Given previous law reversals, farmers may come out swinging under the new laws in fear of these laws being changed yet again. The worst outcome would be that clearing rates return to a rate similar, or greater to those carried out before the Vegetation Management Act was introduced.

How does land clearing affect the rest of us?

Evidence shows land clearing threatens Australia’s environment. It contributes to land degradation, salinity and declining water quality, damage to coastal marine zones, species extinctions and greenhouse emissions.

Land clearing leads to habitat loss and habitat fragmentation, exposing what’s left to fire and invasive pests such as weeds. Native regrowth is important for native animals and for increasing the size of remnant areas of vegetation, essential for preventing extinctions. This habitat loss and fragmentation is especially concerning for native animals such as koalas, which in Queensland have been recently added to the threatened species list.

Land clearing also leads to excess runoff, which has serious negative impacts for the Great Barrier Reef, marine ecosystems, and marine industries such as fisheries and tourism. Making it easier to clear vegetation flies in the face of the Reef Rescue program. This is a program set up by the Federal government to address declining water quality due to sediment, nutrient and pesticide runoff from agricultural land. A further $200 million of extra funding was only just announced this year.

Where is the environmental and carbon accounting?

Governments need to justify their decisions economically. In this case, there has been no mention by the State government of the short and long-term environmental costs to all of the ecosystem services provided by vegetation: water quality, soil salinity, and soil fertility.

The Federal Coalition’s proposed plan to store carbon emissions in soil and trees may blow out by another $500 million a year if the 2 million hectares of land in Queensland is deforested over the next 10 years under these revised laws.

The Queensland government has taken a short-term view of how to increase productivity rather than looking at the long-term impacts this will have on the lands farmers rely on.

Victoria’s relaxed attitude towards land clearing

Victoria will also make changes to their land clearing laws. “Small” projects - such as a farmer removing a handful of native trees, or a home owner getting rid of trees to put in an extension - will no longer need an on-site survey.

For a decade, Victoria’s planning provisions have aimed to achieve a net gain in the quantity and quality of native vegetation in the state. From September, this will change to “no net loss in the contribution made by native vegetation to Victoria’s biodiversity”.

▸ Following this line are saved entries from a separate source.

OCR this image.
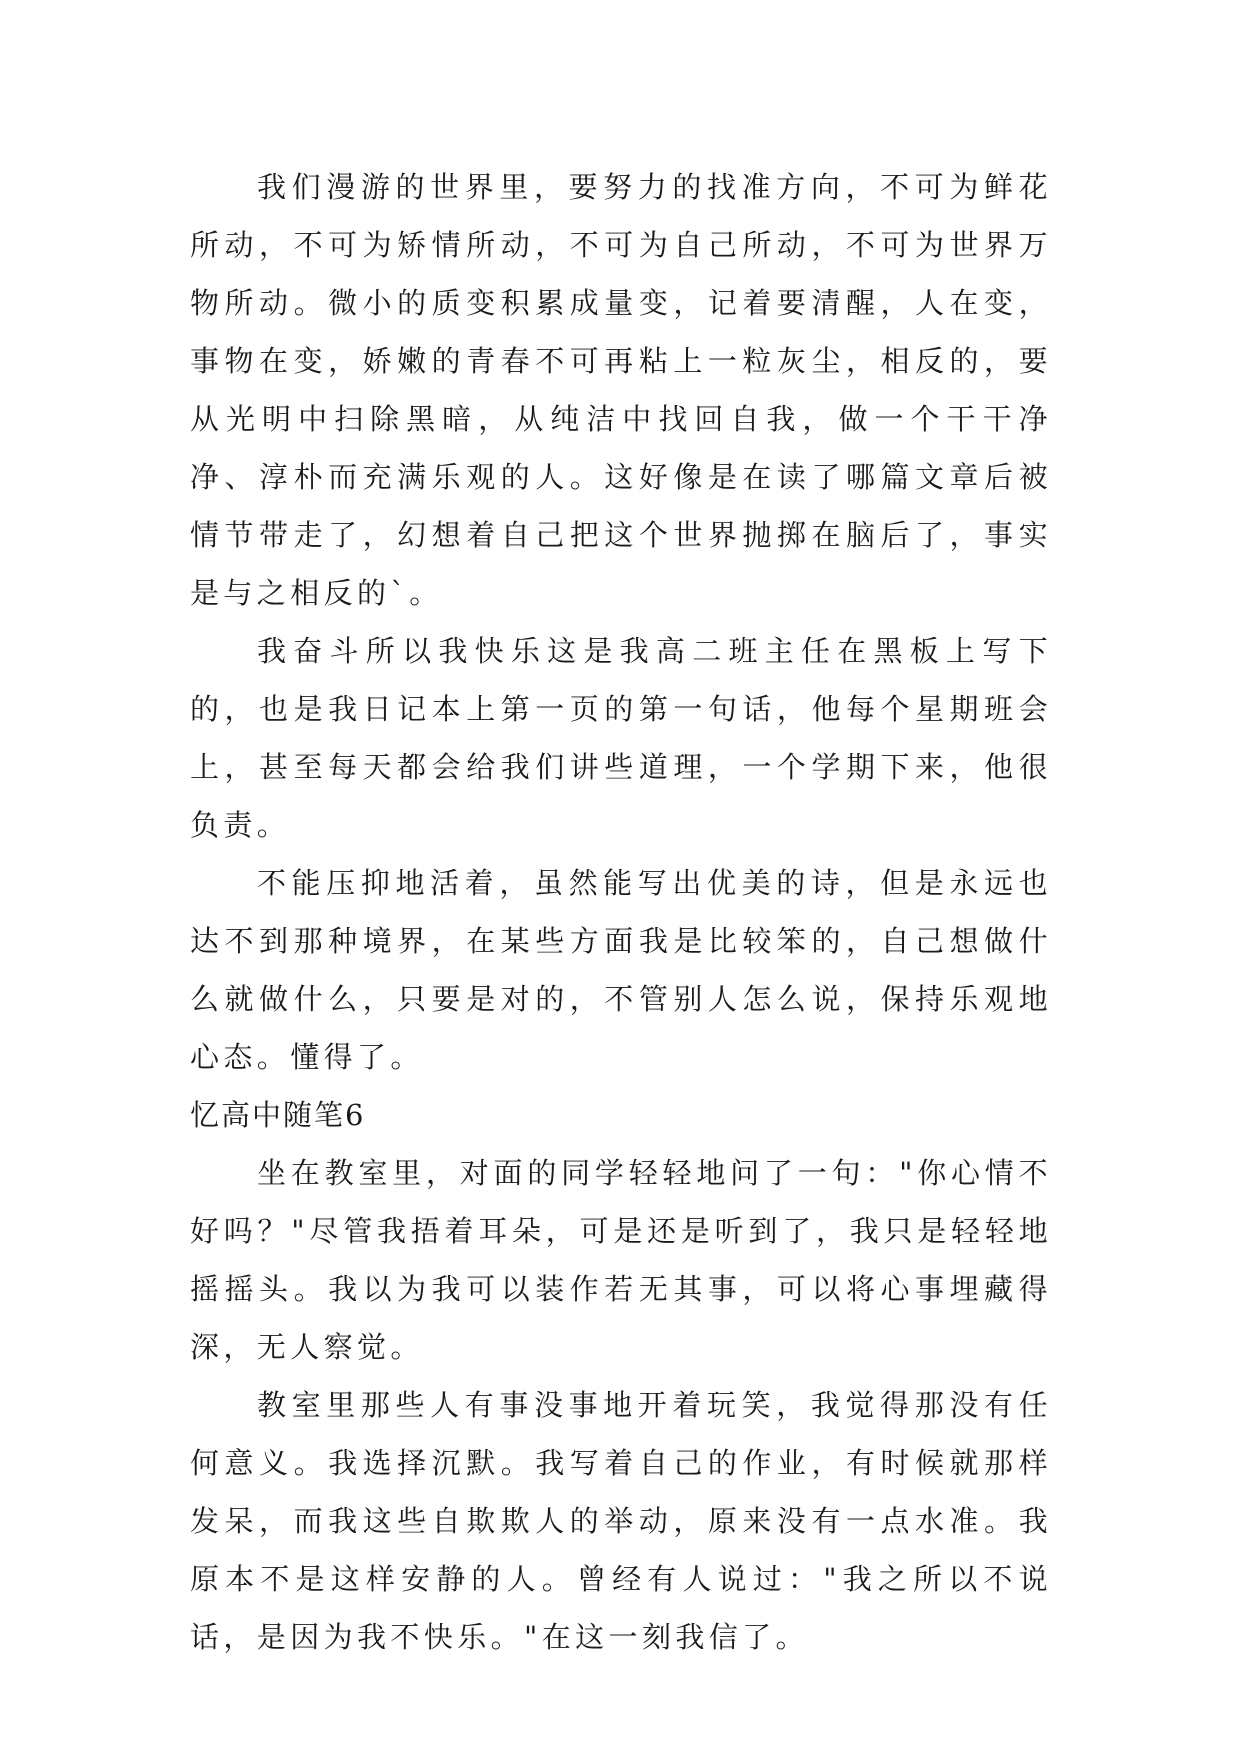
我们漫游的世界里，要努力的找准方向，不可为鲜花所动，不可为矫情所动，不可为自己所动，不可为世界万物所动。微小的质变积累成量变，记着要清醒，人在变，事物在变，娇嫩的青春不可再粘上一粒灰尘，相反的，要从光明中扫除黑暗，从纯洁中找回自我，做一个干干净净、淳朴而充满乐观的人。这好像是在读了哪篇文章后被情节带走了，幻想着自己把这个世界抛掷在脑后了，事实是与之相反的`。

我奋斗所以我快乐这是我高二班主任在黑板上写下的，也是我日记本上第一页的第一句话，他每个星期班会上，甚至每天都会给我们讲些道理，一个学期下来，他很负责。

不能压抑地活着，虽然能写出优美的诗，但是永远也达不到那种境界，在某些方面我是比较笨的，自己想做什么就做什么，只要是对的，不管别人怎么说，保持乐观地心态。懂得了。

忆高中随笔6

坐在教室里，对面的同学轻轻地问了一句："你心情不好吗？"尽管我捂着耳朵，可是还是听到了，我只是轻轻地摇摇头。我以为我可以装作若无其事，可以将心事埋藏得深，无人察觉。

教室里那些人有事没事地开着玩笑，我觉得那没有任何意义。我选择沉默。我写着自己的作业，有时候就那样发呆，而我这些自欺欺人的举动，原来没有一点水准。我原本不是这样安静的人。曾经有人说过："我之所以不说话，是因为我不快乐。"在这一刻我信了。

Victorian farmers will be able to buy offsets for the land clearing. While purchasing offsets will help the Federal and Coalitions carbon emissions budgets, it is hard to see how removing native vegetation will not mean losses to Victoria’s biodiversity.

Learning from the past to adapt for the future should be a central part of land management. Yet the changes in land clearing laws in Queensland and Victoria show a disregard for the large body of work and research that has been done on native vegetation clearing and the impacts this has on the land and ecosystems. This is bad for farmers and the environment.